Queensland based project and maintenance services company Goodline has entered the list of Australia’s top 1000 companies.
Goodline originated in Weipa and is a supplier to Rio Tinto in its Amrum bauxite development on western Cape York.
The IBISWorld 2016 list of Australia’s top companies show the business accounted for a total revenue of $365.7m.
However the report shows not all is so rosy in mining and exploration. The sentiment was generally down last year.
Mineral and Petroleum Exploration
Trends in global commodity prices drive exploration for mineral and petroleum resources. Exploration activities are funded through the capital expenditure budgets of large mining companies or capital raised on the sharemarket for smaller miners. As global commodity prices plummeted over the past few years, profitability has fallen for major miners, which has reduced capital expenditure and exploration budgets. The incentive to explore for new resources has been low, which contributed to a sharp revenue decline in 2015-16. Japan Australia LNG (MIMI) recorded a significant decline in revenue for the year as LNG and oil prices plummeted, with the company falling from 134 to 293 on the list.
Mining Support Services
These firms provide specialised drilling, cementing, water pumping and other extra services for mining firms, generally during the construction phase of a mine or gas well. Due to low commodity prices and weaker mining capital expenditure, demand for these players has plummeted over the two years through 2015-16. These firms mostly rely on trends in capital expenditure and commodity prices, and generally have less scope to innovate or change services to stay afloat. As a result, the Mining Support Services industry is highly volatile. Halliburton recorded a large decline in revenue and fell from 669 to 816 on the list. This was due to weaker demand from mineral explorers as the outlook for commodity prices remained uncertain.
Petroleum Product Wholesaling
The Petroleum Product Wholesaling industry recorded a sharp contraction in sales, stemming from the slump in global crude oil prices. This fed through to lower local wholesale prices and lower pump retail prices for petroleum and diesel. Over the two years through 2015-16, industry revenue slumped by over 20%, while the volume of petroleum product sales grew marginally, reflecting growth in the population and motor vehicle registrations. Chevron Australia, which fell from 184 to 124, was significantly affected as company revenue fell by 30.6%.

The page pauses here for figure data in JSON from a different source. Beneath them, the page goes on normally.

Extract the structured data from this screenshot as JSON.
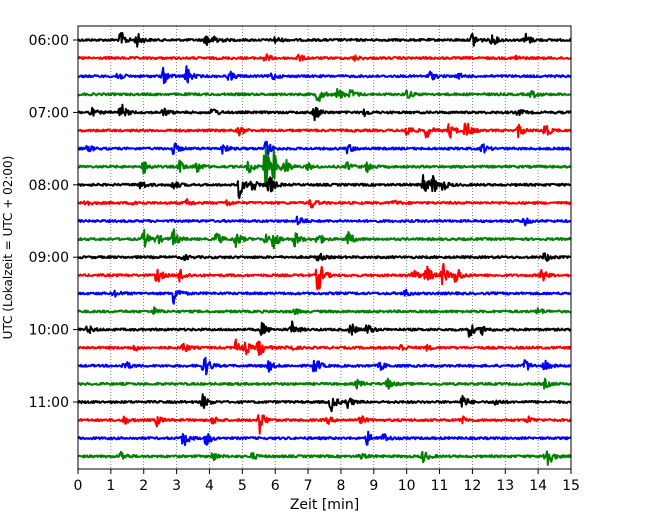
{
  "chart_data": {
    "type": "line",
    "xlabel": "Zeit  [min]",
    "ylabel": "UTC (Lokalzeit = UTC + 02:00)",
    "xlim": [
      0,
      15
    ],
    "x_ticks": [
      0,
      1,
      2,
      3,
      4,
      5,
      6,
      7,
      8,
      9,
      10,
      11,
      12,
      13,
      14,
      15
    ],
    "y_tick_labels": [
      "06:00",
      "07:00",
      "08:00",
      "09:00",
      "10:00",
      "11:00"
    ],
    "grid": "vertical dotted",
    "colors": [
      "#000000",
      "#ff0000",
      "#0000ff",
      "#008000"
    ],
    "rows": [
      {
        "color": "#000000",
        "events": [
          [
            1.3,
            1.0
          ],
          [
            1.8,
            0.8
          ],
          [
            3.9,
            0.9
          ],
          [
            4.2,
            0.6
          ],
          [
            6.0,
            0.4
          ],
          [
            12.0,
            1.0
          ],
          [
            12.6,
            0.7
          ],
          [
            13.6,
            0.9
          ]
        ]
      },
      {
        "color": "#ff0000",
        "events": [
          [
            5.7,
            0.5
          ],
          [
            6.7,
            0.4
          ],
          [
            8.4,
            0.3
          ],
          [
            13.3,
            0.3
          ]
        ]
      },
      {
        "color": "#0000ff",
        "events": [
          [
            1.2,
            0.6
          ],
          [
            2.6,
            0.9
          ],
          [
            3.3,
            1.1
          ],
          [
            4.6,
            0.6
          ],
          [
            5.9,
            0.5
          ],
          [
            10.7,
            0.6
          ],
          [
            11.6,
            0.3
          ]
        ]
      },
      {
        "color": "#008000",
        "events": [
          [
            7.3,
            1.0
          ],
          [
            7.9,
            0.8
          ],
          [
            8.3,
            0.6
          ],
          [
            10.0,
            0.6
          ],
          [
            13.8,
            0.5
          ]
        ]
      },
      {
        "color": "#000000",
        "events": [
          [
            0.4,
            0.5
          ],
          [
            1.3,
            1.1
          ],
          [
            2.6,
            0.5
          ],
          [
            4.1,
            0.6
          ],
          [
            7.2,
            1.0
          ],
          [
            8.7,
            0.4
          ],
          [
            13.4,
            0.4
          ]
        ]
      },
      {
        "color": "#ff0000",
        "events": [
          [
            4.9,
            0.6
          ],
          [
            10.0,
            0.8
          ],
          [
            10.6,
            0.9
          ],
          [
            11.3,
            1.0
          ],
          [
            11.8,
            1.2
          ],
          [
            13.4,
            0.8
          ],
          [
            14.2,
            1.0
          ]
        ]
      },
      {
        "color": "#0000ff",
        "events": [
          [
            0.3,
            0.4
          ],
          [
            2.9,
            0.8
          ],
          [
            4.4,
            0.6
          ],
          [
            5.7,
            1.2
          ],
          [
            8.2,
            0.6
          ],
          [
            12.3,
            0.6
          ]
        ]
      },
      {
        "color": "#008000",
        "events": [
          [
            2.0,
            0.8
          ],
          [
            3.1,
            0.7
          ],
          [
            3.6,
            0.8
          ],
          [
            5.2,
            0.8
          ],
          [
            5.7,
            2.5
          ],
          [
            5.95,
            1.6
          ],
          [
            6.3,
            1.0
          ],
          [
            7.0,
            0.4
          ],
          [
            8.2,
            0.5
          ],
          [
            8.8,
            0.6
          ]
        ]
      },
      {
        "color": "#000000",
        "events": [
          [
            1.9,
            0.6
          ],
          [
            2.9,
            0.6
          ],
          [
            4.9,
            1.5
          ],
          [
            5.3,
            0.9
          ],
          [
            5.8,
            1.5
          ],
          [
            10.5,
            1.3
          ],
          [
            10.8,
            1.0
          ],
          [
            11.1,
            0.6
          ]
        ]
      },
      {
        "color": "#ff0000",
        "events": [
          [
            0.2,
            0.5
          ],
          [
            1.7,
            0.4
          ],
          [
            3.3,
            0.4
          ],
          [
            4.5,
            0.4
          ],
          [
            7.1,
            0.6
          ],
          [
            9.6,
            0.3
          ]
        ]
      },
      {
        "color": "#0000ff",
        "events": [
          [
            6.7,
            0.7
          ],
          [
            13.6,
            0.4
          ]
        ]
      },
      {
        "color": "#008000",
        "events": [
          [
            2.0,
            1.1
          ],
          [
            2.4,
            0.6
          ],
          [
            2.9,
            1.1
          ],
          [
            4.2,
            0.9
          ],
          [
            4.8,
            1.0
          ],
          [
            5.7,
            0.5
          ],
          [
            5.95,
            1.2
          ],
          [
            6.6,
            0.9
          ],
          [
            7.3,
            0.8
          ],
          [
            8.2,
            1.0
          ]
        ]
      },
      {
        "color": "#000000",
        "events": [
          [
            3.2,
            0.4
          ],
          [
            7.3,
            0.6
          ],
          [
            14.2,
            0.6
          ]
        ]
      },
      {
        "color": "#ff0000",
        "events": [
          [
            2.4,
            1.0
          ],
          [
            3.1,
            0.9
          ],
          [
            7.3,
            2.2
          ],
          [
            10.2,
            0.7
          ],
          [
            10.6,
            1.3
          ],
          [
            11.1,
            1.4
          ],
          [
            11.5,
            1.2
          ],
          [
            14.1,
            0.9
          ]
        ]
      },
      {
        "color": "#0000ff",
        "events": [
          [
            1.1,
            0.4
          ],
          [
            2.9,
            1.4
          ],
          [
            9.9,
            0.6
          ]
        ]
      },
      {
        "color": "#008000",
        "events": [
          [
            2.3,
            0.4
          ],
          [
            6.6,
            0.3
          ],
          [
            14.0,
            0.4
          ]
        ]
      },
      {
        "color": "#000000",
        "events": [
          [
            0.3,
            0.5
          ],
          [
            5.6,
            0.8
          ],
          [
            6.5,
            0.9
          ],
          [
            8.3,
            0.8
          ],
          [
            8.8,
            0.7
          ],
          [
            11.9,
            0.9
          ],
          [
            12.3,
            0.5
          ]
        ]
      },
      {
        "color": "#ff0000",
        "events": [
          [
            1.7,
            0.4
          ],
          [
            3.2,
            0.7
          ],
          [
            4.8,
            0.8
          ],
          [
            5.1,
            0.7
          ],
          [
            5.5,
            1.2
          ],
          [
            6.4,
            0.5
          ],
          [
            9.8,
            0.5
          ],
          [
            10.6,
            0.3
          ]
        ]
      },
      {
        "color": "#0000ff",
        "events": [
          [
            1.4,
            0.7
          ],
          [
            3.8,
            0.6
          ],
          [
            3.9,
            0.8
          ],
          [
            5.8,
            0.6
          ],
          [
            7.2,
            1.1
          ],
          [
            9.2,
            0.5
          ],
          [
            13.6,
            0.8
          ],
          [
            14.2,
            0.6
          ]
        ]
      },
      {
        "color": "#008000",
        "events": [
          [
            8.5,
            0.5
          ],
          [
            9.4,
            0.7
          ],
          [
            14.2,
            0.5
          ]
        ]
      },
      {
        "color": "#000000",
        "events": [
          [
            3.8,
            0.9
          ],
          [
            7.7,
            1.1
          ],
          [
            8.2,
            0.7
          ],
          [
            11.7,
            0.9
          ],
          [
            12.7,
            0.4
          ]
        ]
      },
      {
        "color": "#ff0000",
        "events": [
          [
            1.4,
            0.5
          ],
          [
            2.4,
            0.6
          ],
          [
            4.1,
            0.5
          ],
          [
            5.5,
            1.8
          ],
          [
            7.6,
            0.4
          ],
          [
            8.6,
            0.5
          ],
          [
            11.7,
            0.4
          ],
          [
            13.7,
            0.4
          ]
        ]
      },
      {
        "color": "#0000ff",
        "events": [
          [
            3.2,
            1.1
          ],
          [
            3.9,
            0.9
          ],
          [
            8.8,
            0.8
          ],
          [
            9.3,
            0.6
          ]
        ]
      },
      {
        "color": "#008000",
        "events": [
          [
            1.3,
            0.6
          ],
          [
            4.1,
            0.5
          ],
          [
            5.3,
            0.4
          ],
          [
            8.6,
            0.4
          ],
          [
            10.5,
            0.7
          ],
          [
            14.2,
            1.0
          ],
          [
            14.3,
            0.7
          ]
        ]
      }
    ]
  }
}
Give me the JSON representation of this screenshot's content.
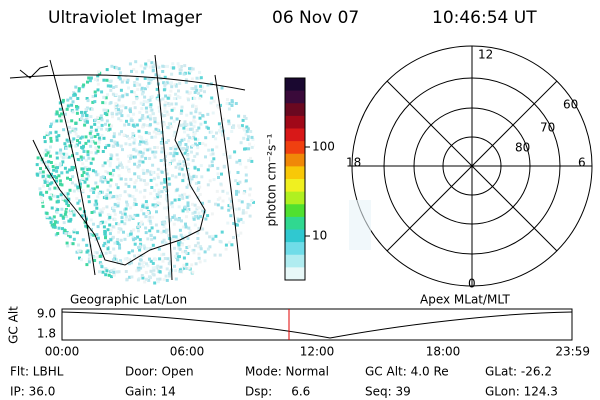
{
  "header": {
    "instrument": "Ultraviolet Imager",
    "date": "06 Nov 07",
    "time": "10:46:54 UT"
  },
  "colorbar": {
    "label": "photon cm⁻²s⁻¹",
    "ticks": [
      "100",
      "10"
    ]
  },
  "polar": {
    "mlt_labels": [
      "12",
      "18",
      "6",
      "0"
    ],
    "lat_labels": [
      "60",
      "70",
      "80"
    ]
  },
  "altitude_plot": {
    "left_title": "Geographic Lat/Lon",
    "right_title": "Apex MLat/MLT",
    "y_label": "GC Alt",
    "y_labels": [
      "9.0",
      "1.8"
    ],
    "x_labels": [
      "00:00",
      "06:00",
      "12:00",
      "18:00",
      "23:59"
    ]
  },
  "info": [
    [
      "Flt: LBHL",
      "Door: Open",
      "Mode: Normal",
      "GC Alt: 4.0 Re",
      "GLat: -26.2"
    ],
    [
      "IP: 36.0",
      "Gain: 14",
      "Dsp:     6.6",
      "Seq: 39",
      "GLon: 124.3"
    ]
  ]
}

The industry has undergone substantial restructuring as the supply chain has adjusted to accommodate a greater focus on importing and distributing refined fuel. Shell’s exit from the industry included the sale of most of its assets to Viva Energy (Vitol). Viva has retained the Shell brand for downstream retailing through Coles Express and rationalised some plants.
Heavy Industry and Other Non-Building Construction
The Heavy Industry and Other Non-Building Construction industry has fluctuated significantly over the past five years. Unprecedented activity coincided with the mining boom. However, the completion of major infrastructure projects caused a sharp correction, which contributed to revenue volatility. The Mining division has transitioned from the development phase to the production phase, causing demand for this industry’s construction activity to sharply decline. Similarly, large corrections have also taken place in non-mining infrastructure markets following the build-up of assets and production capacity through to a peak in 2013-14. This has been highlighted by McConnell Dowell’s fall in the list from 169 to 324, after revenue declined by 44.7%. However, strong activity has continued in the railway and telecommunications markets, associated with the NBN rollout and generational rail programs in Sydney.